Here in the Recession of 2008, the statement may actually hold true.

We are certainly seeing world economic conditions never seen before ... and it really may be different this time. Sort of feels like a game of Recession Ping Pong. Here's what I mean...

In past Recessions...
it was the Economy that went in the crapper first. General economic conditions ... oversupply and manufacturing downturns, rising unemployment and such ... were what threw threw us into a Recession. AND the Economic Recession would THEN affect the Financial Sector with rising default rates and such.

This time ...
the Financial Sector is taking the lead. The over-leveraged, easy credit blowup of lending on all levels has thrown the Economy off the cliff and into the pit of doom. And now that we are in a general Economic Recession ... the economic downturn is reverberating back in a feedback loop to drive the Financial Sector down even further.

Imagine if this were a game of Table Tennis ... Ping Pong

In the old days it went something like this


  • Economy Down - Ping

  • Financial Sector down with it - Pong

  • Both recover together

This time it may be different


  • Financial Sector down - Ping

  • Economy down - Pong

  • Driving Financial Sector down further - Ping

  • Driving Economy down further - Pong

All I can say is ... if this really was a Ping Pong game I am hoping for a mercifully short rally.
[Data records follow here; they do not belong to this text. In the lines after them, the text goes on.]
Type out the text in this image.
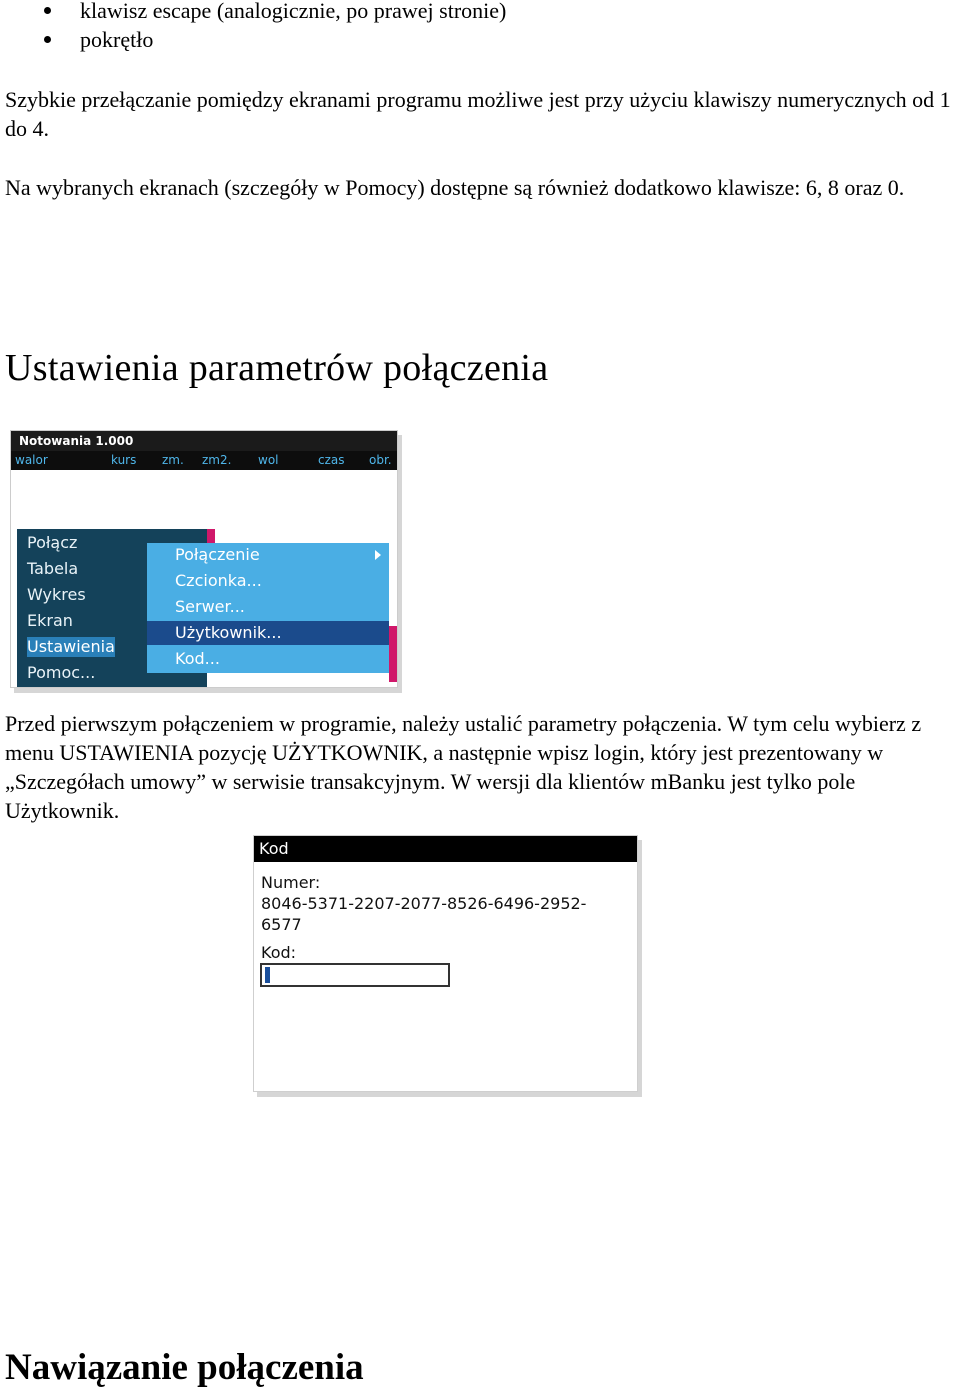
klawisz escape (analogicznie, po prawej stronie)
pokrętło

Szybkie przełączanie pomiędzy ekranami programu możliwe jest przy użyciu klawiszy numerycznych od 1 do 4.

Na wybranych ekranach (szczegóły w Pomocy) dostępne są również dodatkowo klawisze: 6, 8 oraz 0.

Ustawienia parametrów połączenia
Notowania 1.000
walor	kurs zm. zm2. wol	czas obr.
Połącz
Tabela
Wykres
Ekran
Ustawienia
Pomoc...
Połączenie
Czcionka...
Serwer...
Użytkownik...
Kod...

Przed pierwszym połączeniem w programie, należy ustalić parametry połączenia. W tym celu wybierz z menu USTAWIENIA pozycję UŻYTKOWNIK, a następnie wpisz login, który jest prezentowany w „Szczegółach umowy” w serwisie transakcyjnym. W wersji dla klientów mBanku jest tylko pole Użytkownik.

Kod
Numer:
8046-5371-2207-2077-8526-6496-2952-
6577
Kod:
Nawiązanie połączenia
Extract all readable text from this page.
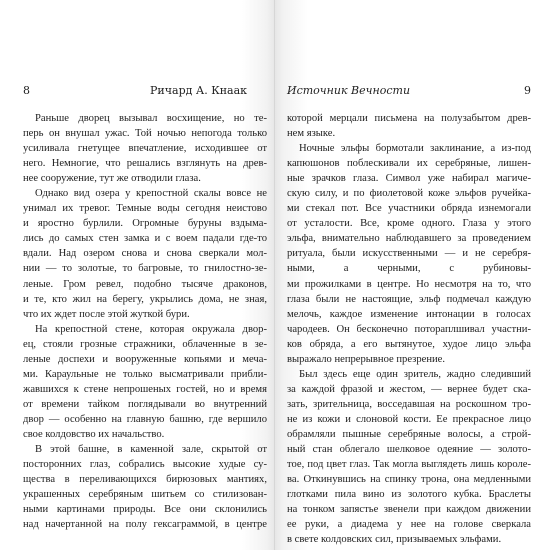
8	Ричард А. Кнаак
Раньше дворец вызывал восхищение, но те-
перь он внушал ужас. Той ночью непогода только
усиливала гнетущее впечатление, исходившее от
него. Немногие, что решались взглянуть на древ-
нее сооружение, тут же отводили глаза.
Однако вид озера у крепостной скалы вовсе не
унимал их тревог. Темные воды сегодня неистово
и яростно бурлили. Огромные буруны вздыма-
лись до самых стен замка и с воем падали где-то
вдали. Над озером снова и снова сверкали мол-
нии — то золотые, то багровые, то гнилостно-зе-
леные. Гром ревел, подобно тысяче драконов,
и те, кто жил на берегу, укрылись дома, не зная,
что их ждет после этой жуткой бури.
На крепостной стене, которая окружала двор-
ец, стояли грозные стражники, облаченные в зе-
леные доспехи и вооруженные копьями и меча-
ми. Караульные не только высматривали прибли-
жавшихся к стене непрошеных гостей, но и время
от времени тайком поглядывали во внутренний
двор — особенно на главную башню, где вершило
свое колдовство их начальство.
В этой башне, в каменной зале, скрытой от
посторонних глаз, собрались высокие худые су-
щества в переливающихся бирюзовых мантиях,
украшенных серебряным шитьем со стилизован-
ными картинами природы. Все они склонились
над начертанной на полу гексаграммой, в центре
Источник Вечности	9
которой мерцали письмена на полузабытом древ-
нем языке.
Ночные эльфы бормотали заклинание, а из-под
капюшонов поблескивали их серебряные, лишен-
ные зрачков глаза. Символ уже набирал магиче-
скую силу, и по фиолетовой коже эльфов ручейка-
ми стекал пот. Все участники обряда изнемогали
от усталости. Все, кроме одного. Глаза у этого
эльфа, внимательно наблюдавшего за проведением
ритуала, были искусственными — и не серебря-
ными, а черными, с рубиновы-
ми прожилками в центре. Но несмотря на то, что
глаза были не настоящие, эльф подмечал каждую
мелочь, каждое изменение интонации в голосах
чародеев. Он бесконечно потораплшивал участни-
ков обряда, а его вытянутое, худое лицо эльфа
выражало непрерывное презрение.
Был здесь еще один зритель, жадно следивший
за каждой фразой и жестом, — вернее будет ска-
зать, зрительница, восседавшая на роскошном тро-
не из кожи и слоновой кости. Ее прекрасное лицо
обрамляли пышные серебряные волосы, а строй-
ный стан облегало шелковое одеяние — золото-
тое, под цвет глаз. Так могла выглядеть лишь короле-
ва. Откинувшись на спинку трона, она медленными
глотками пила вино из золотого кубка. Браслеты
на тонком запястье звенели при каждом движении
ее руки, а диадема у нее на голове сверкала
в свете колдовских сил, призываемых эльфами.
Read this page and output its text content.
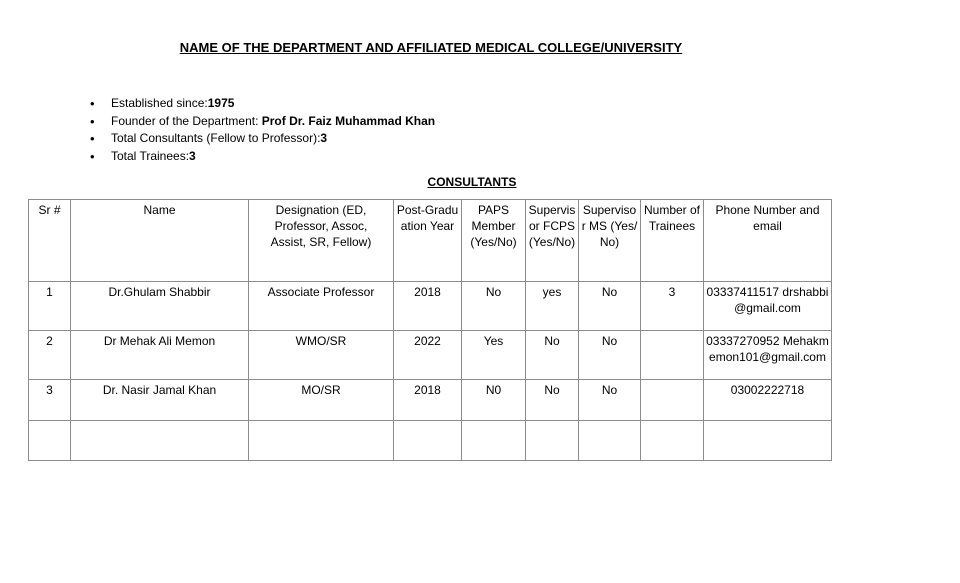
NAME OF THE DEPARTMENT AND AFFILIATED MEDICAL COLLEGE/UNIVERSITY
• Established since:1975
• Founder of the Department: Prof Dr. Faiz Muhammad Khan
• Total Consultants (Fellow to Professor):3
• Total Trainees:3
CONSULTANTS
Sr #	Name	Designation (ED, Professor, Assoc, Assist, SR, Fellow)	Post-Graduation Year	PAPS Member (Yes/No)	Supervisor FCPS (Yes/No)	Supervisor MS (Yes/No)	Number of Trainees	Phone Number and email
1	Dr.Ghulam Shabbir	Associate Professor	2018	No	yes	No	3	03337411517 drshabbi@gmail.com
2	Dr Mehak Ali Memon	WMO/SR	2022	Yes	No	No		03337270952 Mehakmemon101@gmail.com
3	Dr. Nasir Jamal Khan	MO/SR	2018	N0	No	No		03002222718
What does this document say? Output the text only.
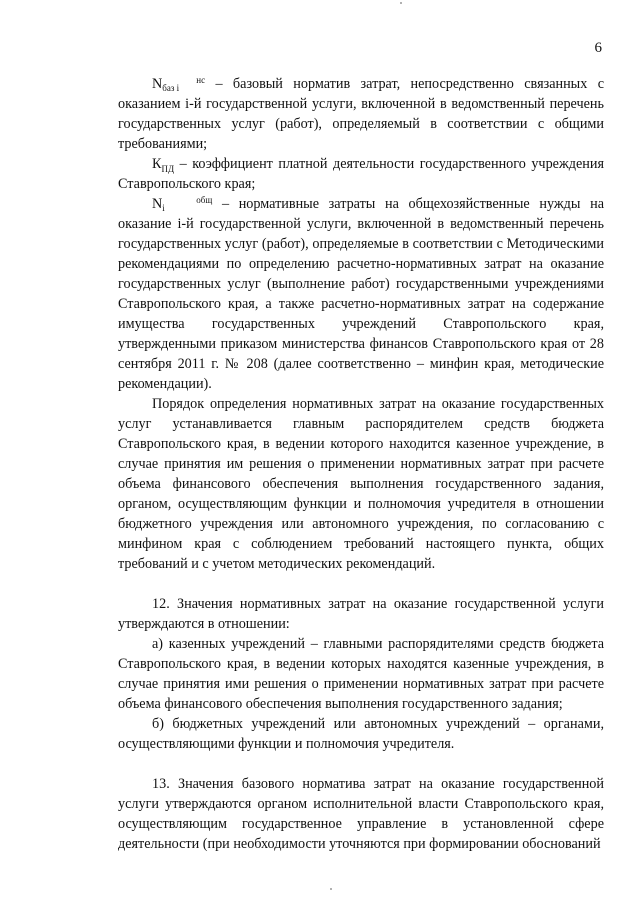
6

N	нс
баз i – базовый норматив затрат, непосредственно связанных с оказанием i-й государственной услуги, включенной в ведомственный перечень государственных услуг (работ), определяемый в соответствии с общими требованиями;

$К_{ПД}$ – коэффициент платной деятельности государственного учреждения Ставропольского края;

N	общ
i	– нормативные затраты на общехозяйственные нужды на оказание i-й государственной услуги, включенной в ведомственный перечень государственных услуг (работ), определяемые в соответствии с Методическими рекомендациями по определению расчетно-нормативных затрат на оказание государственных услуг (выполнение работ) государственными учреждениями Ставропольского края, а также расчетно-нормативных затрат на содержание имущества государственных учреждений Ставропольского края, утвержденными приказом министерства финансов Ставропольского края от 28 сентября 2011 г. № 208 (далее соответственно – минфин края, методические рекомендации).

Порядок определения нормативных затрат на оказание государственных услуг устанавливается главным распорядителем средств бюджета Ставропольского края, в ведении которого находится казенное учреждение, в случае принятия им решения о применении нормативных затрат при расчете объема финансового обеспечения выполнения государственного задания, органом, осуществляющим функции и полномочия учредителя в отношении бюджетного учреждения или автономного учреждения, по согласованию с минфином края с соблюдением требований настоящего пункта, общих требований и с учетом методических рекомендаций.

12. Значения нормативных затрат на оказание государственной услуги утверждаются в отношении:

а) казенных учреждений – главными распорядителями средств бюджета Ставропольского края, в ведении которых находятся казенные учреждения, в случае принятия ими решения о применении нормативных затрат при расчете объема финансового обеспечения выполнения государственного задания;

б) бюджетных учреждений или автономных учреждений – органами, осуществляющими функции и полномочия учредителя.

13. Значения базового норматива затрат на оказание государственной услуги утверждаются органом исполнительной власти Ставропольского края, осуществляющим государственное управление в установленной сфере деятельности (при необходимости уточняются при формировании обоснований
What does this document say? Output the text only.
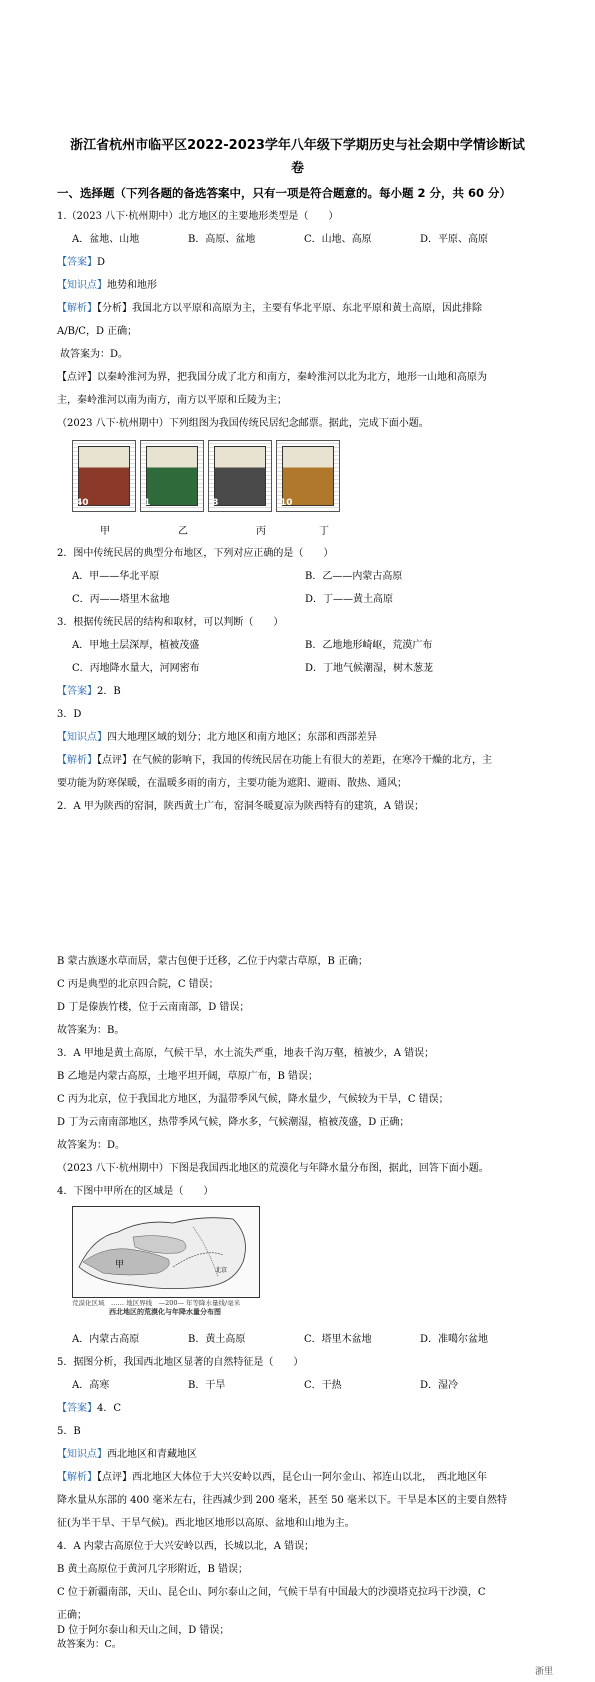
浙江省杭州市临平区2022-2023学年八年级下学期历史与社会期中学情诊断试
卷
一、选择题（下列各题的备选答案中，只有一项是符合题意的。每小题 2 分，共 60 分）
1.（2023 八下·杭州期中）北方地区的主要地形类型是（　　）
A．盆地、山地	B．高原、盆地	C．山地、高原	D．平原、高原
【答案】D
【知识点】地势和地形
【解析】【分析】我国北方以平原和高原为主，主要有华北平原、东北平原和黄土高原，因此排除
A/B/C，D 正确；
故答案为：D。
【点评】以秦岭淮河为界，把我国分成了北方和南方，秦岭淮河以北为北方，地形一山地和高原为
主，秦岭淮河以南为南方，南方以平原和丘陵为主；
（2023 八下·杭州期中）下列组图为我国传统民居纪念邮票。据此，完成下面小题。
40	1	8	10
甲	乙	丙	丁
2．图中传统民居的典型分布地区，下列对应正确的是（　　）
A．甲——华北平原	B．乙——内蒙古高原
C．丙——塔里木盆地	D．丁——黄土高原
3．根据传统民居的结构和取材，可以判断（　　）
A．甲地土层深厚，植被茂盛	B．乙地地形崎岖，荒漠广布
C．丙地降水量大，河网密布	D．丁地气候潮湿，树木葱茏
【答案】2．B
3．D
【知识点】四大地理区域的划分；北方地区和南方地区；东部和西部差异
【解析】【点评】在气候的影响下，我国的传统民居在功能上有很大的差距，在寒冷干燥的北方，主
要功能为防寒保暖，在温暖多雨的南方，主要功能为遮阳、避雨、散热、通风；
2．A 甲为陕西的窑洞，陕西黄土广布，窑洞冬暖夏凉为陕西特有的建筑，A 错误；
B 蒙古族逐水草而居，蒙古包便于迁移，乙位于内蒙古草原，B 正确；
C 丙是典型的北京四合院，C 错误；
D 丁是傣族竹楼，位于云南南部，D 错误；
故答案为：B。
3．A 甲地是黄土高原，气候干旱，水土流失严重，地表千沟万壑，植被少，A 错误；
B 乙地是内蒙古高原，土地平坦开阔，草原广布，B 错误；
C 丙为北京，位于我国北方地区，为温带季风气候，降水量少，气候较为干旱，C 错误；
D 丁为云南南部地区，热带季风气候，降水多，气候潮湿，植被茂盛，D 正确；
故答案为：D。
（2023 八下·杭州期中）下图是我国西北地区的荒漠化与年降水量分布图，据此，回答下面小题。
4．下图中甲所在的区域是（　　）
甲
北京
荒漠化区域　…… 地区界线　—200— 年等降水量线/毫米
西北地区的荒漠化与年降水量分布图
A．内蒙古高原	B．黄土高原	C．塔里木盆地	D．准噶尔盆地
5．据图分析，我国西北地区显著的自然特征是（　　）
A．高寒	B．干旱	C．干热	D．湿冷
【答案】4．C
5．B
【知识点】西北地区和青藏地区
【解析】【点评】西北地区大体位于大兴安岭以西，昆仑山一阿尔金山、祁连山以北，　西北地区年
降水量从东部的 400 毫米左右，往西减少到 200 毫米，甚至 50 毫米以下。干旱是本区的主要自然特
征(为半干旱、干旱气候)。西北地区地形以高原、盆地和山地为主。
4．A 内蒙古高原位于大兴安岭以西，长城以北，A 错误；
B 黄土高原位于黄河几字形附近，B 错误；
C 位于新疆南部，天山、昆仑山、阿尔泰山之间，气候干旱有中国最大的沙漠塔克拉玛干沙漠，C
正确；
D 位于阿尔泰山和天山之间，D 错误；
故答案为：C。
浙里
Then you add in several flavors of "Special Sauce" and it really, honestly may be "Different this Time".

- Oil over $120/barrel
- Worldwide Commodity prices at record levels
- Worldwide food inflation and shortages due to diversion of crops for bio fuels
- The underlying demographic of the emergence of a middle class in India and China
- The Weakness of the US Dollar
- An historically significant drop in US Home values and its negative "Wealth Effect"
- US Consumer and US Government debt at record highs


Now I am not predicting the "Economic Sky is Falling", but I think anyone who is saying the US and world economy will snap out of this recession in just a quarter or two has their head buried in the sand. And I just start laughing when I think about Bush and the $600 checks that are supposed to make a difference. BTW, someone talk to me about Republicans and Fiscal Conservatism... please.

It would seem to me that the most appropriate attitude at the moment is one of watchful anticipation. As the various markets begin to understand and adapt to the changes taking place on a daily basis ... it may turn out that we do snap out out of this recession quickly. AND it could also be that "this time it is different" and we are in for a ride the likes of which we haven't seen before.

My advice ...
Save money, work on finding new customers and newer ways to make them happy in your business, invest in stable cash flow (like apartments in selected markets) and read the WSJ and John Mauldin's Blog to keep in the information flow.